Saturday, October 28, 2017

Kenapa Jenderal Gatot Nurmantyo Ditolak AS?


Sore, 22 Oktober 2017, media ramai menyoroti ditolaknya Panglima TNI Jenderal Gatot Nurmantyo memasuki wilayah Amerika Serikat oleh US Custom and Border Protection.

Gatot beserta rombongan berencana memenuhi undangan Panglima Angkatan Bersenjata AS. Jenderal Joseph F. Dunford untuk menghadiri Chiefs of Defense Conference on Countering Violent Extremism yang digelar pada 23-24 Oktober di Washington DC.

Karuan saja, peristiwa yang terbilang langka ini memunculkan sejumlah spekulasi, termasuk spekulasi yang digelontorkan oleh warganet.

Jika dicermati, ada 3 spekulasi yang paling mendominasi linimasa. Pertama, pandangan tentang keterkaitan Gatot Nurmantyo dengan sejumlah ormas yang dinilai radikal. Kedua, penolakan tersebut terkait dengan dirilisnya sejumlah dokumen tentang peristwa pasca-30 September 1965. Dan, ketiga, penangkalan ini dikaitkan dengan Pilpres 2019.

Joseph F Dunford dan Gatot Nurmantyo

Spekulasi tersebut kemudian berkembang menjadi tuduhan-tuduhan terhadap Gatot, terutama yang menyangkut kelompok Islam radikal. Alhasil, tudingan yang menyebut Gatot sebagai tokoh yang berada di balik aksi-aksi ormas radikal pun semakin menguat.

Sejak awal beredarnya pemberitaan mengenai dicegahnya Gatot Nurmantyo ke AS memang terasa amat ganjil. Bagaimana tidak ganjil kalau penangkalan yang dilakukan terhadap Gatot begitu dramatis.

Pada Sabtu 21 Oktober, Gatot beserta delegasinya siap berangkat dengan menggunakan maskapai Emirates. Tetapi, beberapa saat sebelum keberangkatan, datang pemberitahuan dari maskapai bahwa Panglima TNI beserta delegasi tidak boleh memasuki wilayah AS.

Hajatan besar yang digelar oleh Angkatan Bersenjata AS itu pastilah sudah dimatangkan jauh hari sebelum hari pelaksanaannya.
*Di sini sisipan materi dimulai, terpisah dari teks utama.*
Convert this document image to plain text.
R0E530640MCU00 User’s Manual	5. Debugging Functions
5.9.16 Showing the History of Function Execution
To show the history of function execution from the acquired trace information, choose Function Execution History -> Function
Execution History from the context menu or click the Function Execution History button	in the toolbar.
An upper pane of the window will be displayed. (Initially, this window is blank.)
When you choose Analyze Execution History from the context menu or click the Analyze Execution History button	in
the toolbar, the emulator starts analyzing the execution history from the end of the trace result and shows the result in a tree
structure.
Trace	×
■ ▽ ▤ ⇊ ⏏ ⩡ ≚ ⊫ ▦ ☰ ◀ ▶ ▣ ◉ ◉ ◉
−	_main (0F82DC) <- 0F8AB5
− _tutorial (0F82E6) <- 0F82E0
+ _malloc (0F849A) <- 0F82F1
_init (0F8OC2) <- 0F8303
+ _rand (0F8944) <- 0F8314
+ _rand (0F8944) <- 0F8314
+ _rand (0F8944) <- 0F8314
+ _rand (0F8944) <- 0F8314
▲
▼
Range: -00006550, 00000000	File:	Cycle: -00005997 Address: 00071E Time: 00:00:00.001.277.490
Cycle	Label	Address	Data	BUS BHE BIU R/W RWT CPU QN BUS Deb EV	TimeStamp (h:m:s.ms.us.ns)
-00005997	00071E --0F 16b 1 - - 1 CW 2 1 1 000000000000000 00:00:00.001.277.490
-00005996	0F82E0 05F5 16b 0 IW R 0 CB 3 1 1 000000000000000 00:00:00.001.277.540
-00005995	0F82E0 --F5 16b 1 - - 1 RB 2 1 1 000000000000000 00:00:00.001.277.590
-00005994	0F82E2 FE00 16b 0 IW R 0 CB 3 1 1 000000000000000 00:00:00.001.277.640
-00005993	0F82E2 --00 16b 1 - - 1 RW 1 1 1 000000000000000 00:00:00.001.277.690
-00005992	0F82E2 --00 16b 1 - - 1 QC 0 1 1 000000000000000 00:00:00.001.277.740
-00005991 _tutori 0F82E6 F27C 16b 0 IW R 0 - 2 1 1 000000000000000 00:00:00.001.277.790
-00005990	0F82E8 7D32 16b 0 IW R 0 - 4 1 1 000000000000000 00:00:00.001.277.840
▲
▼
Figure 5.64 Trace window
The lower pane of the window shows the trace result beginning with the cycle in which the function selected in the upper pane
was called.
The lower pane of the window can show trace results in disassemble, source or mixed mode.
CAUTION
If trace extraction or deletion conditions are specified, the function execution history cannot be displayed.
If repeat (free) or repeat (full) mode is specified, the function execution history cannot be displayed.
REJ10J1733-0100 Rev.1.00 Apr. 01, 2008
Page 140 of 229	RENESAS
Demikian juga dengan para undangan yang pastinya juga sudah melewati sekian tahap proses penyaringan. Dan undangan kepada pihak TNI pun sudah dikirim beberapa hari sebelum tanggal 23 Oktober 2017. Karenanya sangat aneh jika pemberitahuan otoritas AS disampaikan kepada Gatot hanya beberapa saat sebelum pesawat take-off.


Memang benar, ada beberapa pemimpin militer Indonesia yang dicegah datang ke AS atas tuduhan pelanggaran HAM. Karena itu, para petinggi militer tersebut tidak diberi visa oleh AS.

Tetapi, sesuai informasi yang dipublikasikan media, Jenderal Gatot mendapatkan visa untuk mengunjungi wiayah AS. Dengan demikian, oleh otoritas AS, Gatot dinyatakan bersih dari tuduhan sebagai pelanggar HAM.

Kalau Gatot masih berhak mendapatkan visa dari AS, artinya jabatan Gatot sebagai Panglima TNI tidak bisa dikaitkan dengan dipublikasikannya 39 dokumen oleh Arsip Keamanan Nasional (National Security Archive) di George Washington University. Konon, dalam puluhan dokumen tersebut terdapat informasi bahwa Angkatan Bersenjata Repubik Indonesia (ABRI) disebut sebagai pelaku atas tuduhan pelanggaran HAM saat itu.

Jika menyimak dokumen yang diunggah oleh nsarchive.gwu.edu, dokumen-dokumen terkait pembunuhan massal tersebut merupakan catatan-catatan para diplomat AS yang bertugas di Indonesia.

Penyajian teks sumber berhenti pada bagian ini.